§ Order of the day for the Third Reading read.
§ THE LORD CHANCELLOR (VISCOUNT SIMON)
My Lords, I beg to move that this Bill be now read a third time and I wish to take the opportunity of making an observation with reference to two figures which I gave your Lordships' House on Second Reading. Those figures were referred to in the course of the debate by my noble friend Lord Gainford, and in the absence of further explanation they might cause some misapprehension, or at any rate fail to do full justice to the invariable and indeed meticulous precision of the Treasury. The figures themselves were quite correct in their context, but confusion might arise if it were not appreciated—your Lordships will forgive me for mentioning this—that not all revenue is derived from taxes and that Inland Revenue duties include other sources besides Income Tax and Surtax. Let me, for the sake of accuracy and record, repeat the statement I made in a form which cannot be misunderstood. The total revenue in a full year from Customs and Excise as now imposed will be £472,000,000. Customs and Excise, however, are not only imposed by Part I of the present Bill, but include also other duties which are not specially enacted this year because they continue to apply until they are altered. The other figure I mentioned, also quite correctly, was the produce of existing direct taxation in a full year, and that figure was estimated, as I said, to amount to £760,000,000. Here again, however, the direct taxation which produces this result is not limited to what is to be found in Part II of the present Bill. It includes direct taxation imposed by other Parts of the Bill, and some direct taxation, such as Stamp Duties, which go on from year to year unless they are altered and therefore are not reimposed annually because they do not require to come within this Finance Bill at all.
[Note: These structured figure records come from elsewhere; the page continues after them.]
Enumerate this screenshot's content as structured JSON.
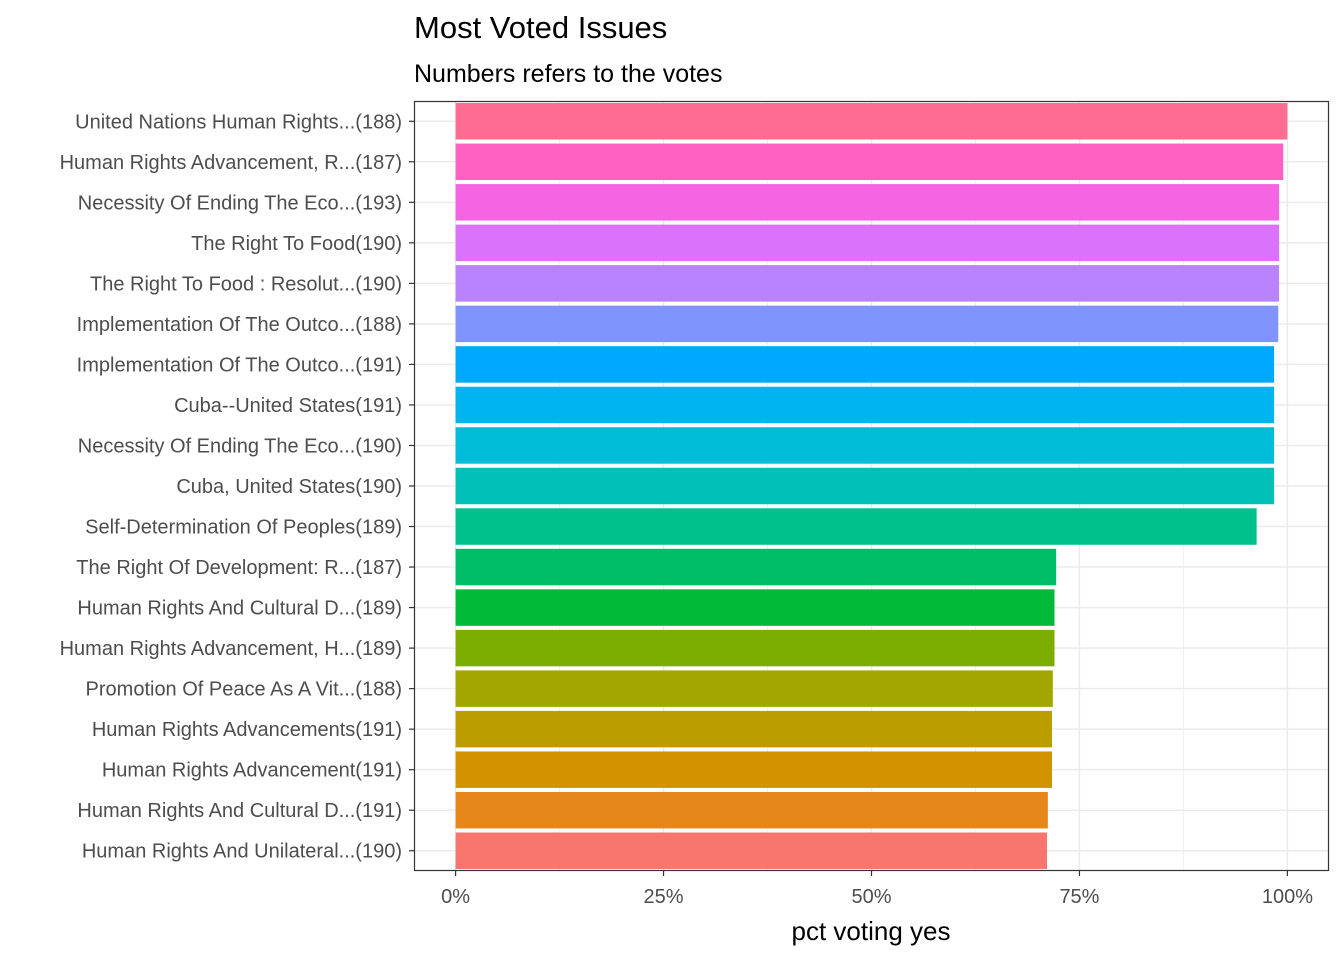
{
  "chart_data": {
    "type": "bar",
    "orientation": "horizontal",
    "title": "Most Voted Issues",
    "subtitle": "Numbers refers to the votes",
    "xlabel": "pct voting yes",
    "ylabel": "",
    "xlim": [
      -0.05,
      1.05
    ],
    "xticks": [
      0,
      0.25,
      0.5,
      0.75,
      1.0
    ],
    "xtick_labels": [
      "0%",
      "25%",
      "50%",
      "75%",
      "100%"
    ],
    "grid": true,
    "legend": "none",
    "bars": [
      {
        "label": "United Nations Human Rights...(188)",
        "value": 1.0,
        "color": "#FF6C91"
      },
      {
        "label": "Human Rights Advancement, R...(187)",
        "value": 0.995,
        "color": "#FF61C3"
      },
      {
        "label": "Necessity Of Ending The Eco...(193)",
        "value": 0.99,
        "color": "#F564E3"
      },
      {
        "label": "The Right To Food(190)",
        "value": 0.99,
        "color": "#DB72FB"
      },
      {
        "label": "The Right To Food : Resolut...(190)",
        "value": 0.99,
        "color": "#B983FF"
      },
      {
        "label": "Implementation Of The Outco...(188)",
        "value": 0.989,
        "color": "#8094FF"
      },
      {
        "label": "Implementation Of The Outco...(191)",
        "value": 0.984,
        "color": "#00A9FF"
      },
      {
        "label": "Cuba--United States(191)",
        "value": 0.984,
        "color": "#00B4EF"
      },
      {
        "label": "Necessity Of Ending The Eco...(190)",
        "value": 0.984,
        "color": "#00BCD8"
      },
      {
        "label": "Cuba, United States(190)",
        "value": 0.984,
        "color": "#00C0B8"
      },
      {
        "label": "Self-Determination Of Peoples(189)",
        "value": 0.963,
        "color": "#00C08B"
      },
      {
        "label": "The Right Of Development: R...(187)",
        "value": 0.722,
        "color": "#00BE67"
      },
      {
        "label": "Human Rights And Cultural D...(189)",
        "value": 0.72,
        "color": "#00BA38"
      },
      {
        "label": "Human Rights Advancement, H...(189)",
        "value": 0.72,
        "color": "#7CAE00"
      },
      {
        "label": "Promotion Of Peace As A Vit...(188)",
        "value": 0.718,
        "color": "#A3A500"
      },
      {
        "label": "Human Rights Advancements(191)",
        "value": 0.717,
        "color": "#BB9D00"
      },
      {
        "label": "Human Rights Advancement(191)",
        "value": 0.717,
        "color": "#D39200"
      },
      {
        "label": "Human Rights And Cultural D...(191)",
        "value": 0.712,
        "color": "#E7861B"
      },
      {
        "label": "Human Rights And Unilateral...(190)",
        "value": 0.711,
        "color": "#F8766D"
      }
    ]
  }
}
I have said that for clearness and completeness. I make these remarks merely 718 to avoid the possibility that some wrong deduction might be drawn from the more summary statement I made the other day; and for the sake of completeness perhaps I might repeat that the total estimated revenue of the present year, which amounts to £1,234,000,000, is not entirely due to taxation because there are some additional items: Crown lands for example, and Post Office net receipts, which are not properly classed as taxation. I trust your Lordships will pardon me for adding these details, but the Treasury is always much concerned that its accounting should be most precisely stated in both Houses of Parliament. I beg to move that this Bill be now read a third time.
§ Moved, That the Bill be now read 3a.—(The Lord Chancellor.)
§ On Question, Bill read 3a, and passed.